February 16, 2012 VIA: Joseph Tawie

The Court of Appeal in Kuching has held that judicial reviews were not a suitable method in dealing with native customary rights.

KUCHING: The Court of Appeal in Kuching has decided that native customary rights (NCR) land owners are entitled to file their claims in the civil court by way of Writ of Summons.

It also advised judges to be ‘slow’ to close the door on those claiming such rights, which are proprietary rights enshrined and protected under the Federal Constitution.

In a landmark decision, the court presided by justices Sulaiman Daud, Haji Mohamed Apandi Ali and Wira Mohtarudin Baki, yesterday unanimously dismissed the state government’s appeal against a decision favouring native landowners here.

The Court of Appeal was posed with the legal issue of whether it was proper for the natives to seek a declaration of their NCR over provisional leases and timber licences granted by the Superintendent of Land and Survey and the state government of Sarawak by way of an ordinary Writ of Summons or whether they should have apply for a judicial review.

The state had submitted that NCR claims must be filed by way of judicial review as these involved elements of public law and the challenging of public authorities exercising their power under the laws of Sarawak in issuing such provisional leases and timber licences.

‘No’ to judicial review

It was argued on behalf of the natives that NCR claims involved issues of law and of facts and therefore their claims against the state must be filed by ordinary writ, which allows oral evidences to be adduced at the proper trial.

“The decision by the learned Court of Appeal judges comes as a great relief to many NCR landowners as there had been an increase in interlocutory applications by timber and palm oil companies lately, to strike out NCR claims based solely on the grounds that their claims should have been filed by way of judicial review.

“This of course was intended to oust the natives’ claims from reaching the courts should judicial review be the proper mode of commencing their claims.

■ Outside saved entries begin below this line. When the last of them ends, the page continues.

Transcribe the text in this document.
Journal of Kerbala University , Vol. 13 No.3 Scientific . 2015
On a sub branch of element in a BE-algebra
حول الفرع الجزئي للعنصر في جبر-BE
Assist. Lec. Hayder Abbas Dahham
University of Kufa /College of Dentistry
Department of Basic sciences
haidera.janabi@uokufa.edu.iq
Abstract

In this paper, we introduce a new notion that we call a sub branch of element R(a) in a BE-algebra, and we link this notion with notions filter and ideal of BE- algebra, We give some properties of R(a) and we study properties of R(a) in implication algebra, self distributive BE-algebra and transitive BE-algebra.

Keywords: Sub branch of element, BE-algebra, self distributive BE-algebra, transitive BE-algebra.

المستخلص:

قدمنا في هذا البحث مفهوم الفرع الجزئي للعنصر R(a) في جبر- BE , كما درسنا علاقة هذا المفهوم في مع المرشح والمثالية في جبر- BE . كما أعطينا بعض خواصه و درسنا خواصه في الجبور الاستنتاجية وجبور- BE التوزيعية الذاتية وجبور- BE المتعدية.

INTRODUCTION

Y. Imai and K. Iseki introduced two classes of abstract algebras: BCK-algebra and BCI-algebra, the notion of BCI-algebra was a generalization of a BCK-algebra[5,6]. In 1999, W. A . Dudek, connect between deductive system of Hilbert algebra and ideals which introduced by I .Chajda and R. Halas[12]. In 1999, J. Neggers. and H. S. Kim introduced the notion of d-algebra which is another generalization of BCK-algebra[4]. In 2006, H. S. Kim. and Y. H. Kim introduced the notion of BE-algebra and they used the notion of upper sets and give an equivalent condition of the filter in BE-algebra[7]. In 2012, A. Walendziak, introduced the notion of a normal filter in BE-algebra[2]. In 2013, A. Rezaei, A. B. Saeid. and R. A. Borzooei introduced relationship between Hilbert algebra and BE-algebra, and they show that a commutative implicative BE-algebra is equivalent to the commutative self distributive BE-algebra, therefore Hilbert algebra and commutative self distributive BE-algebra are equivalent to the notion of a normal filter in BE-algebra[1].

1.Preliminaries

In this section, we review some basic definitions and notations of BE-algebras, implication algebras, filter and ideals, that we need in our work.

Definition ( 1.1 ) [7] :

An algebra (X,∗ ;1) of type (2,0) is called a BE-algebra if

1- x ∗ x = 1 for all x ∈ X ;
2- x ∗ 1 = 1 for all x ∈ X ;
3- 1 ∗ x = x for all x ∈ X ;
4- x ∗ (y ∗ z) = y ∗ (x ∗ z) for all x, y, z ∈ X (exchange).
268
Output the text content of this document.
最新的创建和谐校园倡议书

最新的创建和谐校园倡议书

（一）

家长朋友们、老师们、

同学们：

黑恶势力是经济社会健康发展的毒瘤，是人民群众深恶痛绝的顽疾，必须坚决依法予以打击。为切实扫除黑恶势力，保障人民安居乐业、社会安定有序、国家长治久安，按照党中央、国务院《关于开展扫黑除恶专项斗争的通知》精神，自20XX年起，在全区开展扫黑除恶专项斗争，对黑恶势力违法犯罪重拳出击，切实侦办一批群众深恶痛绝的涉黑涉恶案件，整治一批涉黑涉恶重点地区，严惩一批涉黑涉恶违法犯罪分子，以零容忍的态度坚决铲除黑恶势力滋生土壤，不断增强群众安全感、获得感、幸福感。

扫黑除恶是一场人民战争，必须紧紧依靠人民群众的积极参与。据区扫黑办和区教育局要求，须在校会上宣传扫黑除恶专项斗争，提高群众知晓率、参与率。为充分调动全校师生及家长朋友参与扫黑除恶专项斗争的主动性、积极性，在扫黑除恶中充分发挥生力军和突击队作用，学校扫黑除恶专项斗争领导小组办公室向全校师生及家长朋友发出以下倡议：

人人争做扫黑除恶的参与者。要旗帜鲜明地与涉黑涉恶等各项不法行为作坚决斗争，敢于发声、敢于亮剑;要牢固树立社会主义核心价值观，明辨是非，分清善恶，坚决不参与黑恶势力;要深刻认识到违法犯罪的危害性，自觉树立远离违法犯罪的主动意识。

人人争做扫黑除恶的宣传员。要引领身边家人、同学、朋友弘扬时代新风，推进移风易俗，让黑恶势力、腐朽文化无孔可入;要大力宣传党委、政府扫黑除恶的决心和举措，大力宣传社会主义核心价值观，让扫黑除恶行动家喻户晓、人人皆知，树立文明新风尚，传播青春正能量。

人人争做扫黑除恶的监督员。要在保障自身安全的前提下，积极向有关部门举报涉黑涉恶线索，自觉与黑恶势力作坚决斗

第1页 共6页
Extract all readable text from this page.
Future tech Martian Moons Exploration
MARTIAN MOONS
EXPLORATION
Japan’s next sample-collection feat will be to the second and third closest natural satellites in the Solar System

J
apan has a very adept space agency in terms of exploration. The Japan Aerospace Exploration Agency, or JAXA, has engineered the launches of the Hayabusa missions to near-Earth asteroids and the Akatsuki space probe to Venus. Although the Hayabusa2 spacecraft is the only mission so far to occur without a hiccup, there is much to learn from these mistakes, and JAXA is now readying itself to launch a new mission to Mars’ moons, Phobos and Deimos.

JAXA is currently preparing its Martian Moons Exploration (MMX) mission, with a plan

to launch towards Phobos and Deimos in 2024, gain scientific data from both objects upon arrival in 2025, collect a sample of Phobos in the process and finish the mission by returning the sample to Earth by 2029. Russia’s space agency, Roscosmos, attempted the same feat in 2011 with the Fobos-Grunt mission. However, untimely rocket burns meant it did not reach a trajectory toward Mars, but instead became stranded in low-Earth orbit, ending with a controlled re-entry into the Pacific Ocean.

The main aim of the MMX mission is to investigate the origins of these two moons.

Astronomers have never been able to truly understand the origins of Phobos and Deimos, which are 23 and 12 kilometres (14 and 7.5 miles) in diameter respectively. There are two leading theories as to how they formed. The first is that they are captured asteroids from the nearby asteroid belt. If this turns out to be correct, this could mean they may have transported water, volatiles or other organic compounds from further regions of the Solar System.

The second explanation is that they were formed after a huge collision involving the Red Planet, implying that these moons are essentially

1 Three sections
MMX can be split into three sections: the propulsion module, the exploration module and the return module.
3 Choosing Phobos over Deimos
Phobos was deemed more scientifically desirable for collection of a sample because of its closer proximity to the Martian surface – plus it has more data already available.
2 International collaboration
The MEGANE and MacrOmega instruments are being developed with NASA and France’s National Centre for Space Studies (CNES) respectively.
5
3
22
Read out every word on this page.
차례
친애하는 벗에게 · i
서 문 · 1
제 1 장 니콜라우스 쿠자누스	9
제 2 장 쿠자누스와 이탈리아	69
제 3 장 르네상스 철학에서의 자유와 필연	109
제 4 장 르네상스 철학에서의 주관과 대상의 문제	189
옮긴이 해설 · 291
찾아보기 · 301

“A judicial review requires that such claims must be filed within 40 days of the date of issuing the lease or timber licence,” said Baru Bian, who appeared on behalf of the landowners.

“This would in most cases be impossible as the issuance of provisional leases and timber licences are normally done ‘behind the back’ of the natives, ” he said.

Bian added that the interlocutory applications by the companies and the State Attorney General have substantially delayed many trials to date.

“This latest decision by the Court of Appeal is a sign that the court is indeed pragmatic and just in dealing with NCR claims, understanding as they have demonstrated, the predicament in which many natives of Sarawak find themselves when faced with such intrusion of their NCR lands by lessees and timber companies,” said Bian who is the Ba’Kelalan assemblyman.

The court ordered costs of RM10,000-00 each against the three appellants. There are more than 200 NCR land cases waiting to be heard in the High Court.